Tiba-tiba tangannnya maju, berusaha merebut tas kresek hitam yang berada di pangkuannya. Mbok Nah sekuat tenaga mempertahankan tas kresek tersebut. Ada beberapa uang hasil dagangan dan uang simpanan yang rencananya akan ia gunakan untuk berangkat haji. Kebetulan ia belum sempat menyetorkan ke BMT dekat pasar hari ini.
Mbok Nah dengan sekuat tenaga mempertahankan tas kresek hitam miliknya, tetapi tubuh renta itu tak sebanding dengan kekuatan sang pemuda. Tanpa belas kasih, lelaki tersebut mendorong Mbok Nah hingga terjengkang dan secepat kilat merebut kresek hitam tersebut, lalu kabur begitu saja.
Mbok Nah meringis dan bangkit dengan sedikit kesusahan. Mau teriak, tapi suaranya tak keluar. Mungkin terlalu kaget dengan kejadian nahas yang menimpanya begitu cepat. Gusti, apa memang hari ini ia sedang diuji. Uangnya hari ini raib begitu saja. Ia melihat sekitar beberapa orang menghampiri. Pandangannya sedikit berkunang.
Suara hiruk pikuk bersahut-sahutan terdengar mendengung di telinga Mbok Nah. Mereka berebut menanyainya. Mbok Nah hanya mampu menjawab dengan gelengan atau anggukan.

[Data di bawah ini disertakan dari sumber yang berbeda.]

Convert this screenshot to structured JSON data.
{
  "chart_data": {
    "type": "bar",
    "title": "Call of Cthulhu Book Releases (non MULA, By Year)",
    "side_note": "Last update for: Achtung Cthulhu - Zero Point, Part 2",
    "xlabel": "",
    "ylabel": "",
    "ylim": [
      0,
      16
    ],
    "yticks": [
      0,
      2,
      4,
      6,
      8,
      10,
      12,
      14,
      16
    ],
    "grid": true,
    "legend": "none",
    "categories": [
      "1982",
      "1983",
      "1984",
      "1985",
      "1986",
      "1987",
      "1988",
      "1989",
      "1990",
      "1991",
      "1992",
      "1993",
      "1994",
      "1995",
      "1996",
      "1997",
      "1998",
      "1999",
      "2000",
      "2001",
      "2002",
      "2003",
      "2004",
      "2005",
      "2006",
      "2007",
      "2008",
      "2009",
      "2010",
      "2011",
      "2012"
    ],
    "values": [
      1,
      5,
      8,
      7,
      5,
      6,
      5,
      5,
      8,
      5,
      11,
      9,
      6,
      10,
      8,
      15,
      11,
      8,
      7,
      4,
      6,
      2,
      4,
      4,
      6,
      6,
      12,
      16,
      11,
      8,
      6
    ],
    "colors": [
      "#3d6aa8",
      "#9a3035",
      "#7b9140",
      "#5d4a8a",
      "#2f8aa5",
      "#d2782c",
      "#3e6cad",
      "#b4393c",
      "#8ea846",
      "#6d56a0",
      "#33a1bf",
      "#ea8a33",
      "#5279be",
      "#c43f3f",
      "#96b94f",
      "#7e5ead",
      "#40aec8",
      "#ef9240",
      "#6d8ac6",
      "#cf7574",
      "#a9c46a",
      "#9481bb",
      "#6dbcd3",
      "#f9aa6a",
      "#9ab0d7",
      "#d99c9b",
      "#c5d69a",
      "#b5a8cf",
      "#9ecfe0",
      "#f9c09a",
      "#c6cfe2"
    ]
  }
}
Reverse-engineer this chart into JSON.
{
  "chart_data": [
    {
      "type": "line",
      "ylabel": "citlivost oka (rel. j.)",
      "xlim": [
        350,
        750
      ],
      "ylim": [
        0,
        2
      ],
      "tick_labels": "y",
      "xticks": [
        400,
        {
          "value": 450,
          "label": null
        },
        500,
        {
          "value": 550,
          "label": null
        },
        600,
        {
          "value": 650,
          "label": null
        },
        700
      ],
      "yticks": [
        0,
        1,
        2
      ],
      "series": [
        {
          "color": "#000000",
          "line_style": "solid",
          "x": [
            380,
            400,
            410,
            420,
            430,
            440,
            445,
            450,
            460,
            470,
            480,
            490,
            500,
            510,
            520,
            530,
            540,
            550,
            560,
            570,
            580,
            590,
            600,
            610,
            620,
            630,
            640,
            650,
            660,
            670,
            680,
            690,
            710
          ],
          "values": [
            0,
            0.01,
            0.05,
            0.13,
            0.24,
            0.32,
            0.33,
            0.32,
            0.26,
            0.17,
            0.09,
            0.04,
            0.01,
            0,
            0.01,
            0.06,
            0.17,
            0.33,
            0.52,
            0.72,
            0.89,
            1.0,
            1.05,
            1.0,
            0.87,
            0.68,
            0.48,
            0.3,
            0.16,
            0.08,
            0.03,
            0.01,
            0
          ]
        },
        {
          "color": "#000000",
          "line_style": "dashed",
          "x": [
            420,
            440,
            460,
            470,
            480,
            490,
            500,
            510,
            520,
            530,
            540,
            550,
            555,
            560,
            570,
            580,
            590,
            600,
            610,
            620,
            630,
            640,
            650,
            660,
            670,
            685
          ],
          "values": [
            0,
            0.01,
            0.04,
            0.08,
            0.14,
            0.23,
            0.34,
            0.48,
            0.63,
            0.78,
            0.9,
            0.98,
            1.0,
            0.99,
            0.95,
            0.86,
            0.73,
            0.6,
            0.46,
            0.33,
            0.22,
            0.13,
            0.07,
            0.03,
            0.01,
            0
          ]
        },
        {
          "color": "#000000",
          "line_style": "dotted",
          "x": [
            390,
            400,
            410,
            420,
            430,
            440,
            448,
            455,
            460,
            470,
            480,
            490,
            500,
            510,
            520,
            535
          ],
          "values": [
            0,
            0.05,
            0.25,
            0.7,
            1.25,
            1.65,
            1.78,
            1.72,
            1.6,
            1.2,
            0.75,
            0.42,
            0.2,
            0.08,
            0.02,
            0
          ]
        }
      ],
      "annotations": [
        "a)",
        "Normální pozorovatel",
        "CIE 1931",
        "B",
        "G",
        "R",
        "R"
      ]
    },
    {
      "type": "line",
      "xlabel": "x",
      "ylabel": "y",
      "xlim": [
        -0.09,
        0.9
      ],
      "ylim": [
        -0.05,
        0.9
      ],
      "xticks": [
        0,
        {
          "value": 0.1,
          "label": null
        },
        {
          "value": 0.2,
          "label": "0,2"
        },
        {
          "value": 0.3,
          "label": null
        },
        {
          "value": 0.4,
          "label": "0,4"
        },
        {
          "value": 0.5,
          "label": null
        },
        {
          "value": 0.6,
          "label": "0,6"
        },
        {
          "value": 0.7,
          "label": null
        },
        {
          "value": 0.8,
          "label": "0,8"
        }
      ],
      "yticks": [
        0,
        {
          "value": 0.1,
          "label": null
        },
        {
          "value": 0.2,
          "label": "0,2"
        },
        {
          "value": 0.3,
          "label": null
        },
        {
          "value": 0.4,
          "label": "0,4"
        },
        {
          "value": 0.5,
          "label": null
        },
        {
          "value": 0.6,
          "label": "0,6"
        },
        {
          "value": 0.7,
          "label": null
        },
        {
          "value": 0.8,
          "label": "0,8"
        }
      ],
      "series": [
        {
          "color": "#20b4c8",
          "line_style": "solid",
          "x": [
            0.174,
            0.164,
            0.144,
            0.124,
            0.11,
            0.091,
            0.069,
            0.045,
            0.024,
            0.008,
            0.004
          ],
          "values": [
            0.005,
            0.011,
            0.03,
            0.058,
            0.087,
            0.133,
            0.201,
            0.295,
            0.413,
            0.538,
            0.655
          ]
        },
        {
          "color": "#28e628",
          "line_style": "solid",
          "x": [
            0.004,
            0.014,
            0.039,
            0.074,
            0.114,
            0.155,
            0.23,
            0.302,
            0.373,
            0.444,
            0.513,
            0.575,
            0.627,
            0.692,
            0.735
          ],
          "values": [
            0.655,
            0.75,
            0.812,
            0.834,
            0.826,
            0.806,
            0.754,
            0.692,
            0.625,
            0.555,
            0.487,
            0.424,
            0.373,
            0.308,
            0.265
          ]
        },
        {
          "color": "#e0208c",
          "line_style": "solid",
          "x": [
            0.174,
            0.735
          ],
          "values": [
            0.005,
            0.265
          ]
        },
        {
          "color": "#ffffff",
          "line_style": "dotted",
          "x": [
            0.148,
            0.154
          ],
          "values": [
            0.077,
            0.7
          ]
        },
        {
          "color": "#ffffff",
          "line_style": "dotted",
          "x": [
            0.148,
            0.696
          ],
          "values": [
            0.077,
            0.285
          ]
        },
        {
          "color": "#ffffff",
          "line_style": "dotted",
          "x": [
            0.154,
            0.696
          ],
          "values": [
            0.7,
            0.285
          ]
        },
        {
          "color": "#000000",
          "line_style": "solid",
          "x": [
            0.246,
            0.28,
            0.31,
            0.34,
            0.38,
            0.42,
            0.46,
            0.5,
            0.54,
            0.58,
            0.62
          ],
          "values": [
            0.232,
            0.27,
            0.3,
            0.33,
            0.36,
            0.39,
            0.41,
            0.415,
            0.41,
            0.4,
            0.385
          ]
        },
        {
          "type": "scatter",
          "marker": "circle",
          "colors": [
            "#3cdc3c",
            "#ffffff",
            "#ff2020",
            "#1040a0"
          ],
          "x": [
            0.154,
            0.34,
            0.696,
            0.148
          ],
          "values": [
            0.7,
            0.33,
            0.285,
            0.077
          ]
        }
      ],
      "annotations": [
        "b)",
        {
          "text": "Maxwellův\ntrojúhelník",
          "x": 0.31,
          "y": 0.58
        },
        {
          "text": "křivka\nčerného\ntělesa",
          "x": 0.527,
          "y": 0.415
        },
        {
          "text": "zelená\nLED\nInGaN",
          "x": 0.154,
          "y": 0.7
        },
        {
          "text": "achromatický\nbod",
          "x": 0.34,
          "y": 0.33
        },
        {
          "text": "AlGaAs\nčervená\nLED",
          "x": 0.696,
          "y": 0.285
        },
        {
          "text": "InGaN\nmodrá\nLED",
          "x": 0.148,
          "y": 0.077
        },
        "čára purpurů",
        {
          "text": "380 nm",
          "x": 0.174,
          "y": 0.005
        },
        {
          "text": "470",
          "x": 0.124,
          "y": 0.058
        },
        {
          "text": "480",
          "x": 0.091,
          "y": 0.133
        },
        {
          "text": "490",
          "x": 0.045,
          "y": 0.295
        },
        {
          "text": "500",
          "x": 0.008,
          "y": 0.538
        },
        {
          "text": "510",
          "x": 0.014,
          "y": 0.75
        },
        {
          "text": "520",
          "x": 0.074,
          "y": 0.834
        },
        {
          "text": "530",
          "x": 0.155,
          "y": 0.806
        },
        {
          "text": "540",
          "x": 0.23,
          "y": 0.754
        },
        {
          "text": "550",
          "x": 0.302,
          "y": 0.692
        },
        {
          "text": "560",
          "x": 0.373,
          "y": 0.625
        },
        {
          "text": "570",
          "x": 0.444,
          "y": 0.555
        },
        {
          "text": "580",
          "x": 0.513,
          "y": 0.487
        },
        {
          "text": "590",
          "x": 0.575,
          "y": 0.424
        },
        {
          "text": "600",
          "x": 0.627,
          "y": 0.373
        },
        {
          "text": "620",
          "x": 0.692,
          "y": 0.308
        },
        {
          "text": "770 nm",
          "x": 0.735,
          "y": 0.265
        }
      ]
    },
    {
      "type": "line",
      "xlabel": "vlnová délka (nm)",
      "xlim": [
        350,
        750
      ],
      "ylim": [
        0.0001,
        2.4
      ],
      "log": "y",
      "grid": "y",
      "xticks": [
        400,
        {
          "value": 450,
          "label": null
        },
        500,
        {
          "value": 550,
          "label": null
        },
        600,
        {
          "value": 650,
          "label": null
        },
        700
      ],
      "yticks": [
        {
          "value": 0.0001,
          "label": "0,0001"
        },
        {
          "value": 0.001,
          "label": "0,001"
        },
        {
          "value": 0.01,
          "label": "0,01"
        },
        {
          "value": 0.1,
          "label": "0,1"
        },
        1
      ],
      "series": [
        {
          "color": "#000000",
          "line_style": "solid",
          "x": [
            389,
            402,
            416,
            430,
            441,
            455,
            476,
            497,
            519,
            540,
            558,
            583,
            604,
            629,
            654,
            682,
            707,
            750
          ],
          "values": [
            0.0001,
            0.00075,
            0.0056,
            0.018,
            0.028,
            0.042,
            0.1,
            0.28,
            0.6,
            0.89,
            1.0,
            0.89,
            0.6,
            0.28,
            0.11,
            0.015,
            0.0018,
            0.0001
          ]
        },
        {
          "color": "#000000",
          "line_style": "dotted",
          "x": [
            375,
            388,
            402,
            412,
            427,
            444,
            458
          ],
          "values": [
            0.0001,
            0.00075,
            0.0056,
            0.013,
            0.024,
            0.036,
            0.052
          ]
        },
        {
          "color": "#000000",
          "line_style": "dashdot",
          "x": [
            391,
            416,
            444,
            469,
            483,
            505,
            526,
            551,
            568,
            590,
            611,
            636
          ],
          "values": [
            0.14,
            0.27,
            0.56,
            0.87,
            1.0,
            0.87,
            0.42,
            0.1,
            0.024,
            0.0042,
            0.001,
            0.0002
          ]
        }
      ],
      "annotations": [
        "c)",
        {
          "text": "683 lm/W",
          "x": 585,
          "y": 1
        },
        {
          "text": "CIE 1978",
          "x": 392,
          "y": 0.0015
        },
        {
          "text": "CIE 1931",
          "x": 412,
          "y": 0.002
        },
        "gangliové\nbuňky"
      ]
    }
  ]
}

Pria penjambret tadi tak terkejar, jejaknya cepat sekali menghilang. Mbok Nah hanya bisa pasrah.
***
Mbok Nah tersenyum bahagia sore ini. Setidaknya, ada celoteh kecil yang menemaninya kali ini. Biasanya ia hanya berteman dengan kicauan burung atau gemerisik angin. Bahagianya sore ini begitu lengkap dengan kehadiran putra pertamanya dengan cucunya yang masih berumur 4 tahun. Siang tadi, tanpa kabar apa-apa si sulung telah berada di beranda rumah ketika ia pulang dari pasar.
“Jadi Emak nanti berangkat sama saya, sebulan lagi,” terang putranya lagi.
Mbok Nah menitikkan air mata bahagia. Ia tak sanggup berkata apa-apa. Inilah jawaban doanya selama ini. Jawaban dari keikhlasannya selama ini. Ia akan bisa mengunjungi Baitullah, tempat yang ia idam-idamkan sejak dulu kala.
“Ya Allah, benarkah ini?”
Akhirnya, hanya itu kalimat pertama yang ia ucapkan pertama kali.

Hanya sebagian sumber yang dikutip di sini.